In a typical American mindset of belief in disbelief, the people in the store divide into two groups of rationalists and believers of the weird incidents. The rationalists argue about venturing out to procure outside help (since the phones lines and cellphone network are also dead), the believers try to argue them out, three or four people from the rationalist group do venture out, only to be eaten up or (preserved for hatching as they later find out) by the weird monsters which spawn gruesome flying bug-like insects that chirp with a metallic sound and feed on human flesh.

Now we come to the sandwich part of the story: the believers divide into two groups: those who believe that God is wrecking disaster on mankind as described in the Bible in revenge to its material progress that mocks at their Creator; and those who believe that there must be a rational explanation for the mist and the weird, attacking creatures.

The woman evangelist trapped in the store actually forms and leads the group of people who think it is all God's wrath against man. She reads out from the Bible to convince her group and make her points:

• If I can save a few...even one...then my life will have counted
for something. (praying secretly to God)

• "And the temple was filled with smoke from the glory of God and from his power, and no one could enter the temple until the seven plagues of the seven angels were completed."

• The end time has come, not in flames, but in mist.

• There is one God. The God of the Israelites. And he is a stern and vengeful God, and we have been mocking him far too long, and now he demands retribution in blood.

• It is time to declare yourselves. Take sides--the saved and the damned.

• Read the Good Book. It calls for expiation. Blood. Little Normie was first, and now God calls the rest of us.

• The bill is due. It must be paid. As Abraham prepared to sacrifice his only son to prove his love for God, so--

• They'll come tonight, and they'll take someone else. See if they don't. And when they do, you will cry to God, and you will beg Mother Carmody (the character in the film) to show you the way.

• "They came out of the smoke, locusts upon the earth, and unto them was given power even as the scorpions of the earth have power."

• "And there came a voice from the temple saying to the seven angels, 'Go your ways and pour out the vials of the wrath of God upon the earth."'

Finally it transpires that the mist could have been the result of a monstrous military project that accidentally opened a 'window' to a world in another dimension; the 'window' turned out to be a 'door', inviting the monstrous creatures from the other world to cause havoc. (No comments on such 'scientific' explanation!) The miliatary man who confesses to some sketchy knowledge about the project, finds his two other colleagues dead by hanging, having committed suicide due to the pangs of guilt.

With her Biblical quotes, the evangelist successfully brands the remaining military man as Judas and goads the people in her group to offer him as a 'sacrifice' to God's wrath as a means of their expiation: the man is stabbed and pushed outside, and the creatures promptly seize him up.

With no solution in sight, she calls for the sacrifice of the hero's boy!
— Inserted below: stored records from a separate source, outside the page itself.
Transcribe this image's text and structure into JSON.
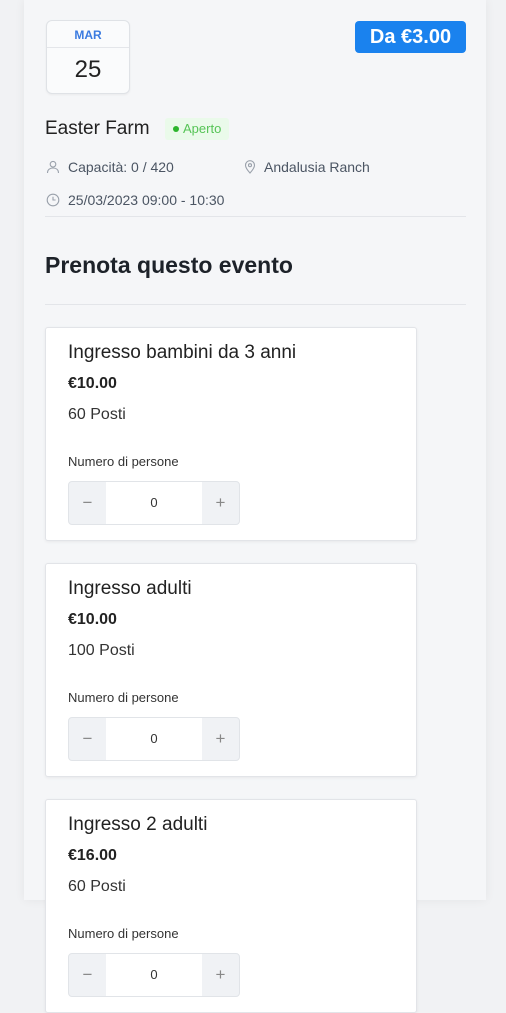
{
  "event": {
    "month": "MAR",
    "day": "25",
    "price_badge": "Da €3.00",
    "title": "Easter Farm",
    "status": "Aperto",
    "capacity": "Capacità: 0 / 420",
    "location": "Andalusia Ranch",
    "datetime": "25/03/2023 09:00 - 10:30"
  },
  "booking": {
    "section_title": "Prenota questo evento",
    "tickets": [
      {
        "name": "Ingresso bambini da 3 anni",
        "price": "€10.00",
        "seats": "60 Posti",
        "qty_label": "Numero di persone",
        "qty": "0",
        "minus": "−",
        "plus": "+"
      },
      {
        "name": "Ingresso adulti",
        "price": "€10.00",
        "seats": "100 Posti",
        "qty_label": "Numero di persone",
        "qty": "0",
        "minus": "−",
        "plus": "+"
      },
      {
        "name": "Ingresso 2 adulti",
        "price": "€16.00",
        "seats": "60 Posti",
        "qty_label": "Numero di persone",
        "qty": "0",
        "minus": "−",
        "plus": "+"
      }
    ]
  },
  "colors": {
    "accent": "#1a82ee",
    "status_green": "#2cb52c",
    "month_blue": "#3b7be0"
  }
}
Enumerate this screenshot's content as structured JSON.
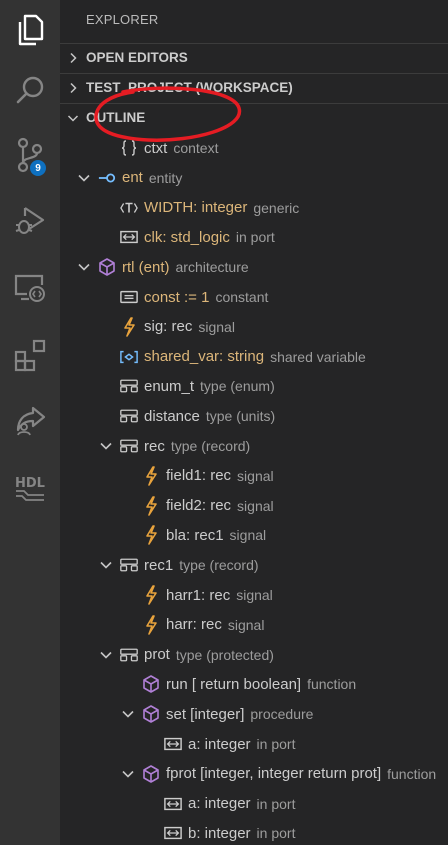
{
  "sidebar": {
    "title": "EXPLORER",
    "sections": [
      {
        "label": "OPEN EDITORS",
        "expanded": false
      },
      {
        "label": "TEST_PROJECT (WORKSPACE)",
        "expanded": false
      },
      {
        "label": "OUTLINE",
        "expanded": true
      }
    ]
  },
  "activity_bar": {
    "items": [
      {
        "icon": "files-icon"
      },
      {
        "icon": "search-icon"
      },
      {
        "icon": "source-control-icon",
        "badge": "9"
      },
      {
        "icon": "run-debug-icon"
      },
      {
        "icon": "remote-explorer-icon"
      },
      {
        "icon": "extensions-icon"
      },
      {
        "icon": "live-share-icon"
      },
      {
        "icon": "hdl-icon",
        "text": "HDL"
      }
    ]
  },
  "outline": [
    {
      "label": "ctxt",
      "desc": "context",
      "icon": "braces-icon",
      "depth": 1,
      "twisty": "none",
      "color": "normal"
    },
    {
      "label": "ent",
      "desc": "entity",
      "icon": "entity-icon",
      "depth": 0,
      "twisty": "open",
      "color": "yellow"
    },
    {
      "label": "WIDTH: integer",
      "desc": "generic",
      "icon": "type-param-icon",
      "depth": 1,
      "twisty": "none",
      "color": "yellow"
    },
    {
      "label": "clk: std_logic",
      "desc": "in port",
      "icon": "port-icon",
      "depth": 1,
      "twisty": "none",
      "color": "yellow"
    },
    {
      "label": "rtl (ent)",
      "desc": "architecture",
      "icon": "cube-icon",
      "depth": 0,
      "twisty": "open",
      "color": "yellow"
    },
    {
      "label": "const := 1",
      "desc": "constant",
      "icon": "constant-icon",
      "depth": 1,
      "twisty": "none",
      "color": "yellow"
    },
    {
      "label": "sig: rec",
      "desc": "signal",
      "icon": "signal-icon",
      "depth": 1,
      "twisty": "none",
      "color": "normal"
    },
    {
      "label": "shared_var: string",
      "desc": "shared variable",
      "icon": "variable-icon",
      "depth": 1,
      "twisty": "none",
      "color": "yellow"
    },
    {
      "label": "enum_t",
      "desc": "type (enum)",
      "icon": "struct-icon",
      "depth": 1,
      "twisty": "none",
      "color": "normal"
    },
    {
      "label": "distance",
      "desc": "type (units)",
      "icon": "struct-icon",
      "depth": 1,
      "twisty": "none",
      "color": "normal"
    },
    {
      "label": "rec",
      "desc": "type (record)",
      "icon": "struct-icon",
      "depth": 1,
      "twisty": "open",
      "color": "normal"
    },
    {
      "label": "field1: rec",
      "desc": "signal",
      "icon": "signal-icon",
      "depth": 2,
      "twisty": "none",
      "color": "normal"
    },
    {
      "label": "field2: rec",
      "desc": "signal",
      "icon": "signal-icon",
      "depth": 2,
      "twisty": "none",
      "color": "normal"
    },
    {
      "label": "bla: rec1",
      "desc": "signal",
      "icon": "signal-icon",
      "depth": 2,
      "twisty": "none",
      "color": "normal"
    },
    {
      "label": "rec1",
      "desc": "type (record)",
      "icon": "struct-icon",
      "depth": 1,
      "twisty": "open",
      "color": "normal"
    },
    {
      "label": "harr1: rec",
      "desc": "signal",
      "icon": "signal-icon",
      "depth": 2,
      "twisty": "none",
      "color": "normal"
    },
    {
      "label": "harr: rec",
      "desc": "signal",
      "icon": "signal-icon",
      "depth": 2,
      "twisty": "none",
      "color": "normal"
    },
    {
      "label": "prot",
      "desc": "type (protected)",
      "icon": "struct-icon",
      "depth": 1,
      "twisty": "open",
      "color": "normal"
    },
    {
      "label": "run [ return boolean]",
      "desc": "function",
      "icon": "method-icon",
      "depth": 2,
      "twisty": "none",
      "color": "normal"
    },
    {
      "label": "set [integer]",
      "desc": "procedure",
      "icon": "method-icon",
      "depth": 2,
      "twisty": "open",
      "color": "normal"
    },
    {
      "label": "a: integer",
      "desc": "in port",
      "icon": "port-icon",
      "depth": 3,
      "twisty": "none",
      "color": "normal"
    },
    {
      "label": "fprot [integer, integer return prot]",
      "desc": "function",
      "icon": "method-icon",
      "depth": 2,
      "twisty": "open",
      "color": "normal"
    },
    {
      "label": "a: integer",
      "desc": "in port",
      "icon": "port-icon",
      "depth": 3,
      "twisty": "none",
      "color": "normal"
    },
    {
      "label": "b: integer",
      "desc": "in port",
      "icon": "port-icon",
      "depth": 3,
      "twisty": "none",
      "color": "normal"
    }
  ],
  "colors": {
    "activity_bg": "#333333",
    "sidebar_bg": "#252526",
    "annotation": "#e51c23",
    "badge": "#0e70c0",
    "signal": "#e8a33d",
    "purple": "#b180d7",
    "blue": "#75beff"
  }
}
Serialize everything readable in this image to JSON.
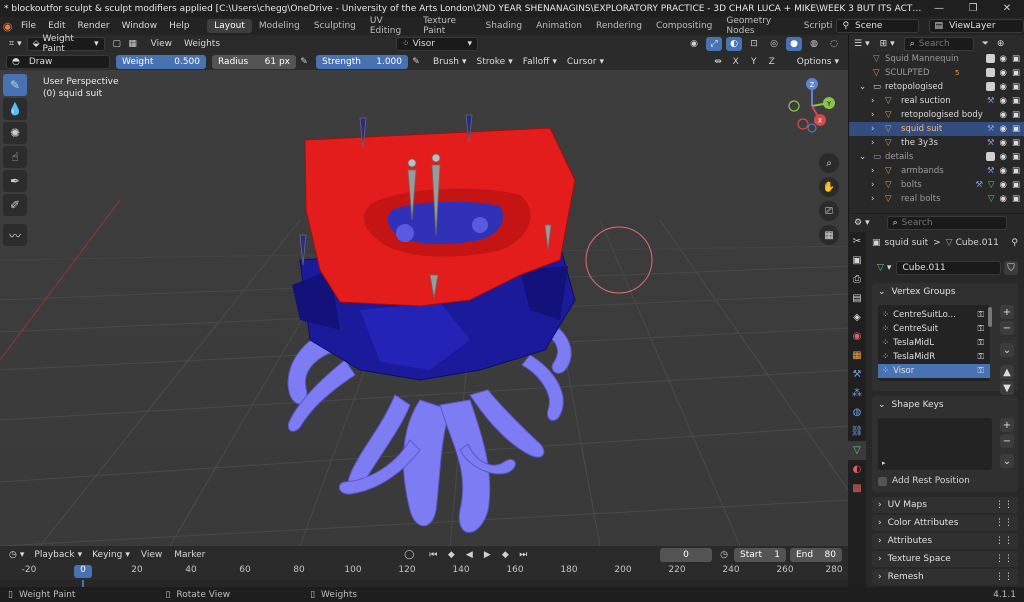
{
  "titlebar": {
    "title": "* blockoutfor sculpt & sculpt modifiers applied [C:\\Users\\chegg\\OneDrive - University of the Arts London\\2ND YEAR SHENANAGINS\\EXPLORATORY PRACTICE - 3D CHAR LUCA + MIKE\\WEEK 3 BUT ITS ACTUALLY EASTER HOLIDAYS IM LAZY\\block...",
    "minimize": "—",
    "maximize": "❐",
    "close": "✕"
  },
  "menu": [
    "File",
    "Edit",
    "Render",
    "Window",
    "Help"
  ],
  "workspaces": [
    "Layout",
    "Modeling",
    "Sculpting",
    "UV Editing",
    "Texture Paint",
    "Shading",
    "Animation",
    "Rendering",
    "Compositing",
    "Geometry Nodes",
    "Scriptin"
  ],
  "active_workspace": "Layout",
  "scene": {
    "label": "Scene"
  },
  "viewlayer": {
    "label": "ViewLayer"
  },
  "header": {
    "mode": "Weight Paint",
    "view": "View",
    "weights": "Weights",
    "vertex_group": "Visor"
  },
  "tool_options": {
    "brush": "Draw",
    "weight_label": "Weight",
    "weight_value": "0.500",
    "radius_label": "Radius",
    "radius_value": "61 px",
    "strength_label": "Strength",
    "strength_value": "1.000",
    "menus": [
      "Brush",
      "Stroke",
      "Falloff",
      "Cursor"
    ],
    "axes": [
      "X",
      "Y",
      "Z"
    ],
    "options": "Options"
  },
  "viewport": {
    "perspective": "User Perspective",
    "object": "(0) squid suit",
    "gizmo": {
      "x": "X",
      "y": "Y",
      "z": "Z"
    }
  },
  "outliner": {
    "search_placeholder": "Search",
    "rows": [
      {
        "label": "Squid Mannequin",
        "type": "collection-item"
      },
      {
        "label": "SCULPTED",
        "type": "collection-item",
        "badge": "5"
      },
      {
        "label": "retopologised",
        "type": "collection"
      },
      {
        "label": "real suction",
        "type": "object"
      },
      {
        "label": "retopologised body",
        "type": "object"
      },
      {
        "label": "squid suit",
        "type": "object",
        "selected": true
      },
      {
        "label": "the 3y3s",
        "type": "object"
      },
      {
        "label": "details",
        "type": "collection"
      },
      {
        "label": "armbands",
        "type": "object"
      },
      {
        "label": "bolts",
        "type": "object"
      },
      {
        "label": "real bolts",
        "type": "object"
      }
    ]
  },
  "properties": {
    "search_placeholder": "Search",
    "breadcrumb_object": "squid suit",
    "breadcrumb_sep": ">",
    "breadcrumb_data": "Cube.011",
    "mesh_name": "Cube.011",
    "vertex_groups_title": "Vertex Groups",
    "vertex_groups": [
      "CentreSuitLo...",
      "CentreSuit",
      "TeslaMidL",
      "TeslaMidR",
      "Visor"
    ],
    "selected_vertex_group": "Visor",
    "shape_keys_title": "Shape Keys",
    "add_rest_position": "Add Rest Position",
    "panels": [
      "UV Maps",
      "Color Attributes",
      "Attributes",
      "Texture Space",
      "Remesh"
    ]
  },
  "timeline": {
    "playback": "Playback",
    "keying": "Keying",
    "view": "View",
    "marker": "Marker",
    "current_frame": "0",
    "start_label": "Start",
    "start_value": "1",
    "end_label": "End",
    "end_value": "80",
    "ticks": [
      "-20",
      "0",
      "20",
      "40",
      "60",
      "80",
      "100",
      "120",
      "140",
      "160",
      "180",
      "200",
      "220",
      "240",
      "260",
      "280"
    ]
  },
  "status": {
    "left": "Weight Paint",
    "middle": "Rotate View",
    "right": "Weights",
    "version": "4.1.1"
  },
  "colors": {
    "accent": "#4772b3",
    "selection": "#334d80",
    "viewport_bg": "#3d3d3d",
    "mesh_red": "#e31c1c",
    "mesh_blue": "#1a1a9a",
    "tentacle": "#7d7cf2"
  }
}
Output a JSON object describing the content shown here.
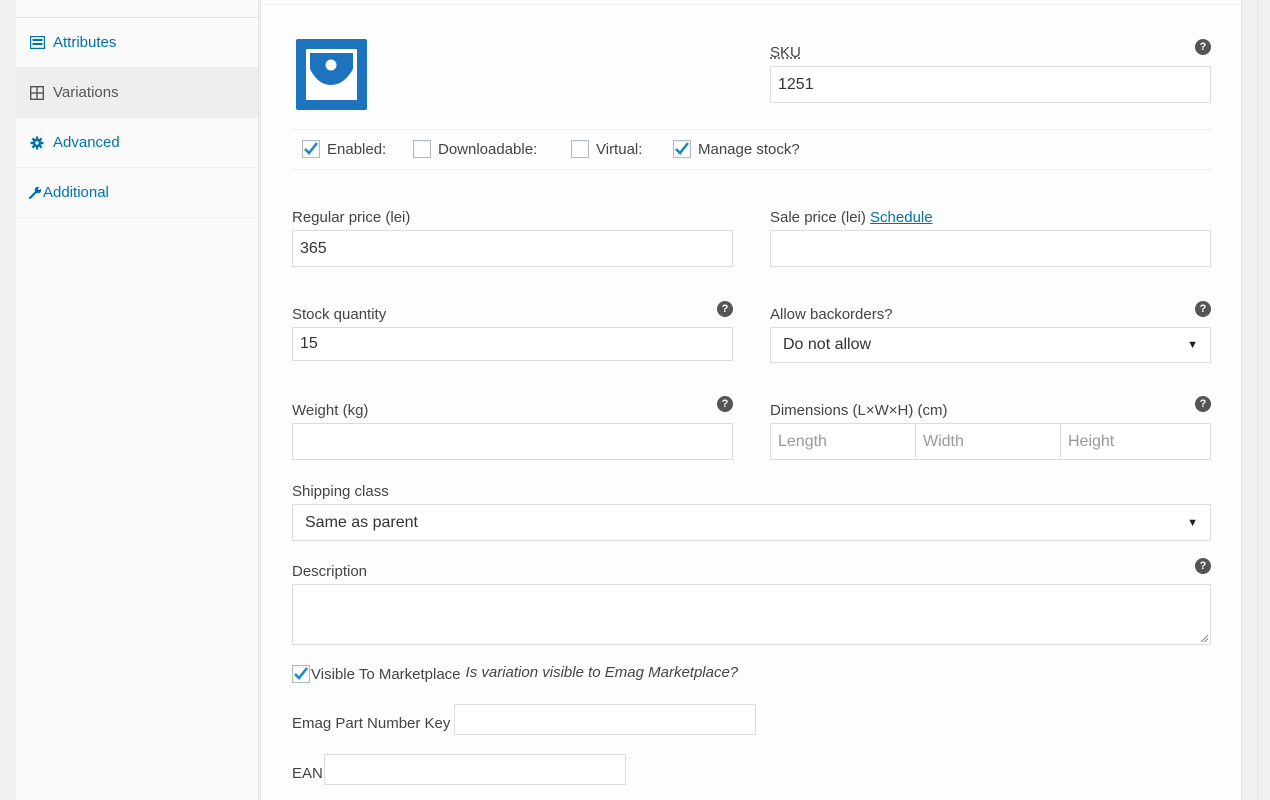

At this point, someone knifes and kills her (lest the film should lose the 'faith' of the modern audience!). A civil war is about to break out, but the fires of passion are quickly doused by a lone revolver somebody manages to point at the Biblicists.

The movie ends in a most illogical note: those who are interested in the ending might look up the Wikipedia entry or even watch the movie!

This message of the movie, however, has a point:

"People are basically good, decent. My God, David, we're a civilized society. Sure, as long as the machines are working and you can dial 9-1-1, but you take those things away, you throw people in the dark, you scare the **** out of them, no more rules, you'll see how primitive they get."

It is such situations, real or perceived or exaggerated in fiction and films, that come in handy for a missionary.